The narrow overhead lights blinked into life. Just as quickly, Julia moved her hand from the light switch and back over her mouth. Everyone gave a brief glance in her direction before continuing their so-far fruitless searching.

Despite the fact every polished surface of the mounted fillet benches and ice bins were cleaned and gleaming, the stench of rotted marine life was thick in the air. It was hard to resist heaving, letting alone find a cue so small as the one they were rummaging through the deserted warehouse for. As if the hand over his face were enough, Rudo maintained his vigilance easily in comparison.

Only moments after arriving, Volker called it quits, leaning against a wall and pulling a small pack of cigarettes from his jacket.

“Why here, of all places…?” Julia speculated aloud.

Across the room, where the sharp click of four-inch high heels echoed across the long and narrow space, Remy approached a large, stainless steel meat locker. “This is about as far off of the radar as you can get.”

Pulling at the lever handle, thick frost resisted against her intrusion. With a forceful heave, the executive assistant flung the door wide open. Everyone’s eyes snapped to Remy, who had her hand set below her hip near the pentacle cross clipped to her high heel cuff. Light cleared away the shadows within and, after a moment, the edge lighting inside cut on.

Nothing.

"I checked county records," she sighed, pushing away, chilled air spilling out onto the processing floor. "He's kept his name off the books. And he's got the paperwork for the leasing agreement on this place covered in red tape." The door closed shut behind her with a rubbery thud. "It'll be another year or so before they figure it out, though."

"And, probably just as quick," Volker muttered aloud, smoke filtering past his pronounced canines. "Whoever comes sniffin’ around---”

"---Will get snuffed out," Julia finished.

Her cousin squinted at her, then. "Don't…Don't do that."

Suddenly, a metallic clattering rattled out from the far end of the room.
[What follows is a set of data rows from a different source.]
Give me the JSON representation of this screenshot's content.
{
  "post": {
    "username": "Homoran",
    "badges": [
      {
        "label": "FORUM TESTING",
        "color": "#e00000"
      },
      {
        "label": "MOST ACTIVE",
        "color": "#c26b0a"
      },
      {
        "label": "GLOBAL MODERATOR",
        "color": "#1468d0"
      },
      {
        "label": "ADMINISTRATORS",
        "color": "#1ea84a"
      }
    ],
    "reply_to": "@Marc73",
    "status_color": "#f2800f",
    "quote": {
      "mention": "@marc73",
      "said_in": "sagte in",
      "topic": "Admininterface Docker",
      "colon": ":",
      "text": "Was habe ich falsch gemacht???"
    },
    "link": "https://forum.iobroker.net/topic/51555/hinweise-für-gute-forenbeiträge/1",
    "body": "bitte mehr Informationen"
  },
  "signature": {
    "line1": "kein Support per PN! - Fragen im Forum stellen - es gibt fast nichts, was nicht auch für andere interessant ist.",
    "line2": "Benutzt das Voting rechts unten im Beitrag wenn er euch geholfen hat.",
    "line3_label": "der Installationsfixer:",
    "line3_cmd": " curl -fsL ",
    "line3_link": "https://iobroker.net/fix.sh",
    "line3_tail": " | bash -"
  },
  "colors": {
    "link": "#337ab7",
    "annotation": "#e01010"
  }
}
All eyes snapped in that direction. At that wall, a portion of the floor sloped down to one of the loading bays sitting on the western port's edge. Gravitated to the opened trailer door at the bottom, they glimpsed Rudo just as he disappeared around the corner, skirting the edges of the narrow inlet.

Stepping past the man's executive assistant and Volker, Julia descaled the slope and cast an eye about the relatively empty substructure. She followed the dull footfalls echoing out from her left, finding Rudo moving down a long and dimly-lit hall edging that side of the building. At the end, an inconspicuous doorway awaited.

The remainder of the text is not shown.